America's political system is a portrait of dysfunctional gridlock. The spirit of compromise that allowed the country to unite against fascism, communism, and land a man on the moon is a distant memory. But while 1933 Germany was economically destitute, America’s economy continues to improve, unemployment is at its lowest level in nine years, incomes are rising – albeit dis-proportionally for those in the upper economic strata. 

 How would Hitler have used a social media platform, like Twitter? My guess, pretty much like Trump has. 

 There are a few differences, though. While Trump dodged the draft, Hitler volunteered for the German army during World War I and was known as a brave, tenacious message runner. Also, Hitler only married once. 

And then there’s this: 




Many of those who voted for Trump will tell you that they were offended by his behavior and don’t condone the mocking of people with disabilities. NOT GOOD ENOUGH. As the child of a semi-disabled person, I will never be able to understand how any right-thinking person with an OUNCE of sympathy in them wouldn't have found this to be a deal-breaker. Add to that Trump’s comments about women, religious and ethnic minorities, and using nuclear weapons – how could this man have been considered? It’s not that far from Trump’s disdain toward those with life challenging conditions and Hitler’s stated belief that the disabled, mentally ill, and mentally retarded should be euthanized so they wouldn’t be a drain on the state. 

With the above in mind, I did perform a long overdue enema on my facebook friends list. It wasn't all encompassing, I just weeded out the worst of them.  Most of those removed were either people I had never met in real life or had passing acquaintances with in school or previous jobs. One was a relative who, frankly, has always been something of a bully and about whom I’ve long had reservations. I also blocked several people, including someone who I knew in elementary school (I didn’t like her, even then). Typically for Trump supporters, she became pregnant while in high school and later “matured” into a born-again judgmental Christian who posted “Hillary for Prison” pictures on her facebook timeline. 

No thanks. I have enough friends to be selective.

Monday, November 28, 2016

Zweden and Trifonov at Severance

This weekend’s Cleveland Orchestra concerts featured guest conductor Jaap van Zweden and pianist Daniil Trifonov.  Given how the hall was nearly sold out and the parking garage was filled an hour before the concert began, it's no exaggeration to state that this was the hottest ticket in town.

The concert began with Benjamin Britten’s Sinfonia de Requiem.  The work was commissioned by the Japanese Government in 1940, in celebration of the 2600th anniversary of the founding of their empire.  Ultimately, the Japanese rejected the work (although Britten was still paid) on the grounds that the titles of the movements – Lacrymosa, Dies Irae, Requiem aeternam – were too Christian in character for Japan.    Given that the Japanese Empire was already engaging in atrocities against Manchuria, including cannibalism, the use of chemical weapons, and the wholesale slaughter of civilians, it’s probably for the best that Britten’s work was premiered in Carnegie Hall.

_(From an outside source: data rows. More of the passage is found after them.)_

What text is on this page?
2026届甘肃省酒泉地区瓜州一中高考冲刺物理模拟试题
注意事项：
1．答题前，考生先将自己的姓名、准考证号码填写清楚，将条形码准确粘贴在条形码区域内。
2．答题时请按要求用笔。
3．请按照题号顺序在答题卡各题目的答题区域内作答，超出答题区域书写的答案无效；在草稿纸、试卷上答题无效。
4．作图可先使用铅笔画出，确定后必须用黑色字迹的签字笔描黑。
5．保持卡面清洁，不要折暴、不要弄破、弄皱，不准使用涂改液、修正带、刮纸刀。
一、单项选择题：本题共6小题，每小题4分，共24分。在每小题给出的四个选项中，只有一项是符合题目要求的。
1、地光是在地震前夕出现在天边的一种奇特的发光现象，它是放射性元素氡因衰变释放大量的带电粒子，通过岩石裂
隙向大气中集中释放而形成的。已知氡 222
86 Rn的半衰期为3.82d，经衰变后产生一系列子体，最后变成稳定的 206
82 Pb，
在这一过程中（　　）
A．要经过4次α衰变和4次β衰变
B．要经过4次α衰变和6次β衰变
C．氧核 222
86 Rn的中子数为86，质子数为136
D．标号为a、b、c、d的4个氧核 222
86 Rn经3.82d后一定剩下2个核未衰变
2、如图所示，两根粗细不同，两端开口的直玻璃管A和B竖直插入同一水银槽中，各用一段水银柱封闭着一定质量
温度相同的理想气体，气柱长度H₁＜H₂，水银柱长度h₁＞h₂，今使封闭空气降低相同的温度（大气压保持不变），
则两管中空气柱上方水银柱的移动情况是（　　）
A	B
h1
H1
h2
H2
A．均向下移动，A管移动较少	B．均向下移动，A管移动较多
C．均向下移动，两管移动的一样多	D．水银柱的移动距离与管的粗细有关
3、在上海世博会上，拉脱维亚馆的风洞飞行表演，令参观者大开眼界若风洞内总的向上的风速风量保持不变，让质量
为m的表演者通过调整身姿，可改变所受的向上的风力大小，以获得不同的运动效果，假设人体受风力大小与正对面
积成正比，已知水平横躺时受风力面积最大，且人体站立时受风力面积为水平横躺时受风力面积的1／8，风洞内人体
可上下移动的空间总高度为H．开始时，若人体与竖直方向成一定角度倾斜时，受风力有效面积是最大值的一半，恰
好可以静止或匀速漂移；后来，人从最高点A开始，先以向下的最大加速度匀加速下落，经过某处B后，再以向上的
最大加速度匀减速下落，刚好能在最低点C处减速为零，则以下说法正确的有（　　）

Last weekend was only the second time the Cleveland Orchestra had programmed the piece – the first was in 1976.  The movements are bound together, although it’s easy enough to determine where one ends and the other begins as there are no cross movement thematic references.  Despite many interesting passages – particularly in the Dies Irae – the piece lacks the dramatic line that carries the listener from beginning to end.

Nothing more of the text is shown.